The opening of the Berlin Wall and the cascading events in Eastern Europe made for an unforgettable moment, the cold wars answer to Armistice Day in 1918 or V-E Day in 1945.

At the same time, an entirely different sort of revolution, quiet but equally powerful, was gathering strength. Largely unobserved, communications technologies were making advances unseen since the invention of the telegraph, the telephone and the radio.

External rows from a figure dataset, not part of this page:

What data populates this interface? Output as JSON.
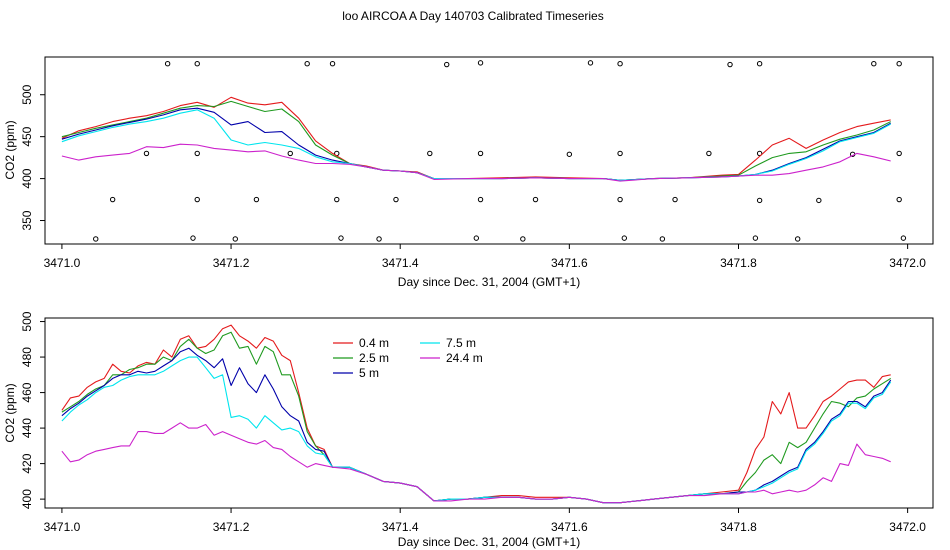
{
  "title": "loo AIRCOA A  Day 140703  Calibrated Timeseries",
  "colors": {
    "0.4 m": "#e41a1c",
    "2.5 m": "#1f9a1f",
    "5 m": "#0000aa",
    "7.5 m": "#00e5ee",
    "24.4 m": "#cc22cc"
  },
  "chart_data": [
    {
      "type": "line",
      "xlabel": "Day since Dec. 31, 2004 (GMT+1)",
      "ylabel": "CO2 (ppm)",
      "xlim": [
        3470.98,
        3472.03
      ],
      "ylim": [
        322,
        545
      ],
      "xticks": [
        "3471.0",
        "3471.2",
        "3471.4",
        "3471.6",
        "3471.8",
        "3472.0"
      ],
      "yticks": [
        "350",
        "400",
        "450",
        "500"
      ],
      "x": [
        3471.0,
        3471.02,
        3471.04,
        3471.06,
        3471.08,
        3471.1,
        3471.12,
        3471.14,
        3471.16,
        3471.18,
        3471.2,
        3471.22,
        3471.24,
        3471.26,
        3471.28,
        3471.3,
        3471.32,
        3471.34,
        3471.36,
        3471.38,
        3471.4,
        3471.42,
        3471.44,
        3471.48,
        3471.52,
        3471.56,
        3471.6,
        3471.64,
        3471.66,
        3471.7,
        3471.74,
        3471.78,
        3471.8,
        3471.82,
        3471.84,
        3471.86,
        3471.88,
        3471.9,
        3471.92,
        3471.94,
        3471.96,
        3471.98
      ],
      "series": [
        {
          "name": "0.4 m",
          "values": [
            448,
            457,
            462,
            468,
            472,
            475,
            480,
            487,
            491,
            485,
            497,
            490,
            488,
            491,
            472,
            445,
            430,
            418,
            415,
            410,
            409,
            408,
            400,
            400,
            401,
            402,
            401,
            400,
            398,
            400,
            401,
            404,
            405,
            422,
            440,
            448,
            436,
            446,
            455,
            462,
            466,
            470
          ]
        },
        {
          "name": "2.5 m",
          "values": [
            450,
            455,
            460,
            464,
            468,
            472,
            478,
            484,
            487,
            486,
            492,
            486,
            480,
            483,
            468,
            440,
            428,
            418,
            414,
            410,
            409,
            407,
            400,
            400,
            400,
            401,
            400,
            400,
            398,
            400,
            401,
            403,
            404,
            415,
            425,
            430,
            432,
            440,
            447,
            452,
            458,
            468
          ]
        },
        {
          "name": "5 m",
          "values": [
            447,
            453,
            458,
            463,
            467,
            471,
            476,
            482,
            484,
            479,
            464,
            468,
            455,
            456,
            440,
            428,
            422,
            418,
            414,
            410,
            409,
            407,
            400,
            400,
            400,
            401,
            400,
            400,
            398,
            400,
            401,
            402,
            403,
            405,
            410,
            418,
            425,
            435,
            445,
            450,
            455,
            466
          ]
        },
        {
          "name": "7.5 m",
          "values": [
            444,
            451,
            456,
            461,
            465,
            468,
            472,
            478,
            482,
            472,
            446,
            440,
            443,
            440,
            436,
            426,
            420,
            418,
            414,
            410,
            409,
            407,
            400,
            400,
            400,
            401,
            400,
            400,
            398,
            400,
            401,
            402,
            403,
            405,
            409,
            417,
            424,
            433,
            444,
            449,
            454,
            465
          ]
        },
        {
          "name": "24.4 m",
          "values": [
            427,
            422,
            426,
            428,
            430,
            438,
            437,
            441,
            440,
            436,
            434,
            432,
            433,
            427,
            422,
            418,
            418,
            417,
            414,
            410,
            409,
            407,
            399,
            400,
            400,
            401,
            400,
            400,
            397,
            400,
            401,
            402,
            403,
            404,
            404,
            406,
            410,
            414,
            420,
            430,
            426,
            421
          ]
        }
      ],
      "scatter": {
        "x": [
          3471.125,
          3471.16,
          3471.29,
          3471.32,
          3471.455,
          3471.495,
          3471.625,
          3471.66,
          3471.79,
          3471.825,
          3471.96,
          3471.99,
          3471.1,
          3471.16,
          3471.27,
          3471.325,
          3471.435,
          3471.495,
          3471.6,
          3471.66,
          3471.765,
          3471.825,
          3471.935,
          3471.99,
          3471.06,
          3471.16,
          3471.23,
          3471.325,
          3471.395,
          3471.495,
          3471.56,
          3471.66,
          3471.725,
          3471.825,
          3471.895,
          3471.99,
          3471.04,
          3471.155,
          3471.205,
          3471.33,
          3471.375,
          3471.49,
          3471.545,
          3471.665,
          3471.71,
          3471.82,
          3471.87,
          3471.995
        ],
        "y": [
          537,
          537,
          537,
          537,
          536,
          538,
          538,
          537,
          536,
          537,
          537,
          537,
          430,
          430,
          430,
          430,
          430,
          430,
          429,
          430,
          430,
          430,
          429,
          430,
          375,
          375,
          375,
          375,
          375,
          375,
          375,
          375,
          375,
          374,
          374,
          375,
          328,
          329,
          328,
          329,
          328,
          329,
          328,
          329,
          328,
          329,
          328,
          329
        ]
      }
    },
    {
      "type": "line",
      "xlabel": "Day since Dec. 31, 2004 (GMT+1)",
      "ylabel": "CO2 (ppm)",
      "xlim": [
        3470.98,
        3472.03
      ],
      "ylim": [
        395,
        502
      ],
      "xticks": [
        "3471.0",
        "3471.2",
        "3471.4",
        "3471.6",
        "3471.8",
        "3472.0"
      ],
      "yticks": [
        "400",
        "420",
        "440",
        "460",
        "480",
        "500"
      ],
      "legend": [
        "0.4 m",
        "2.5 m",
        "5 m",
        "7.5 m",
        "24.4 m"
      ],
      "x": [
        3471.0,
        3471.01,
        3471.02,
        3471.03,
        3471.04,
        3471.05,
        3471.06,
        3471.07,
        3471.08,
        3471.09,
        3471.1,
        3471.11,
        3471.12,
        3471.13,
        3471.14,
        3471.15,
        3471.16,
        3471.17,
        3471.18,
        3471.19,
        3471.2,
        3471.21,
        3471.22,
        3471.23,
        3471.24,
        3471.25,
        3471.26,
        3471.27,
        3471.28,
        3471.29,
        3471.3,
        3471.31,
        3471.32,
        3471.34,
        3471.36,
        3471.38,
        3471.4,
        3471.42,
        3471.44,
        3471.46,
        3471.48,
        3471.5,
        3471.52,
        3471.54,
        3471.56,
        3471.58,
        3471.6,
        3471.62,
        3471.64,
        3471.66,
        3471.68,
        3471.7,
        3471.72,
        3471.74,
        3471.76,
        3471.78,
        3471.8,
        3471.81,
        3471.82,
        3471.83,
        3471.84,
        3471.85,
        3471.86,
        3471.87,
        3471.88,
        3471.89,
        3471.9,
        3471.91,
        3471.92,
        3471.93,
        3471.94,
        3471.95,
        3471.96,
        3471.97,
        3471.98
      ],
      "series": [
        {
          "name": "0.4 m",
          "values": [
            450,
            457,
            458,
            463,
            466,
            468,
            476,
            472,
            471,
            475,
            477,
            476,
            484,
            480,
            490,
            492,
            485,
            486,
            490,
            496,
            498,
            492,
            489,
            485,
            491,
            489,
            481,
            478,
            460,
            440,
            430,
            428,
            418,
            418,
            414,
            410,
            409,
            407,
            399,
            400,
            400,
            401,
            402,
            402,
            401,
            401,
            401,
            400,
            398,
            398,
            399,
            400,
            401,
            402,
            403,
            404,
            405,
            415,
            428,
            435,
            455,
            448,
            460,
            440,
            440,
            447,
            455,
            458,
            462,
            466,
            467,
            467,
            463,
            469,
            470
          ]
        },
        {
          "name": "2.5 m",
          "values": [
            449,
            452,
            455,
            459,
            462,
            464,
            470,
            470,
            473,
            474,
            476,
            476,
            480,
            478,
            486,
            490,
            485,
            482,
            484,
            492,
            494,
            485,
            486,
            476,
            486,
            483,
            470,
            470,
            458,
            438,
            430,
            425,
            418,
            418,
            414,
            410,
            409,
            407,
            399,
            400,
            400,
            401,
            401,
            401,
            400,
            400,
            401,
            400,
            398,
            398,
            399,
            400,
            401,
            402,
            403,
            403,
            404,
            410,
            415,
            422,
            425,
            420,
            432,
            429,
            432,
            440,
            448,
            455,
            454,
            452,
            457,
            458,
            462,
            465,
            468
          ]
        },
        {
          "name": "5 m",
          "values": [
            447,
            451,
            454,
            458,
            461,
            464,
            468,
            470,
            470,
            472,
            471,
            472,
            475,
            478,
            483,
            485,
            481,
            478,
            474,
            479,
            464,
            474,
            465,
            460,
            470,
            462,
            452,
            447,
            444,
            432,
            428,
            427,
            418,
            418,
            414,
            410,
            409,
            407,
            399,
            400,
            400,
            401,
            401,
            401,
            400,
            400,
            401,
            400,
            398,
            398,
            399,
            400,
            401,
            402,
            403,
            403,
            404,
            404,
            405,
            408,
            410,
            413,
            416,
            418,
            428,
            432,
            438,
            445,
            448,
            455,
            455,
            452,
            458,
            460,
            467
          ]
        },
        {
          "name": "7.5 m",
          "values": [
            444,
            449,
            453,
            456,
            460,
            463,
            464,
            467,
            469,
            470,
            470,
            470,
            472,
            475,
            478,
            480,
            480,
            474,
            468,
            470,
            446,
            447,
            445,
            440,
            447,
            443,
            439,
            440,
            438,
            430,
            426,
            425,
            418,
            418,
            414,
            410,
            409,
            407,
            399,
            400,
            400,
            401,
            401,
            401,
            400,
            400,
            401,
            400,
            398,
            398,
            399,
            400,
            401,
            402,
            403,
            403,
            403,
            404,
            405,
            407,
            409,
            412,
            415,
            417,
            427,
            431,
            437,
            444,
            447,
            454,
            454,
            451,
            457,
            459,
            466
          ]
        },
        {
          "name": "24.4 m",
          "values": [
            427,
            421,
            422,
            425,
            427,
            428,
            429,
            430,
            430,
            438,
            438,
            437,
            437,
            440,
            443,
            440,
            440,
            442,
            436,
            438,
            436,
            434,
            432,
            431,
            433,
            429,
            428,
            424,
            421,
            418,
            420,
            419,
            418,
            417,
            414,
            410,
            409,
            407,
            399,
            399,
            400,
            400,
            401,
            401,
            400,
            400,
            401,
            400,
            398,
            398,
            399,
            400,
            401,
            402,
            402,
            403,
            403,
            404,
            404,
            405,
            403,
            404,
            405,
            404,
            405,
            408,
            412,
            410,
            420,
            419,
            431,
            425,
            424,
            423,
            421
          ]
        }
      ]
    }
  ]
}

In the early 1980s, the groundwork was being laid for a system that made it possible for users all over the world to communicate via personal computer. The terms Internet and World Wide Web would not appear until late in the decade, but private companies and consumers were already reaping the benefits of the giant government computer networks created in the United States and Europe for defense and scientific research. A new vocabulary entered the lexicon. Some were old words with new applications, like mouse, crash and virus. Others were strange hybrids, like e-mail and emoticon. All became common currency, reflecting a radical change in the way that offices were run and ordinary people exchanged information.

Cable television ended the three-network cartel that had defined television viewing in the United States. When Walter Cronkite, the longtime anchorman of The CBS Evening News, announced his retirement in 1981, newspaper stories declared the end of an era. And so it was.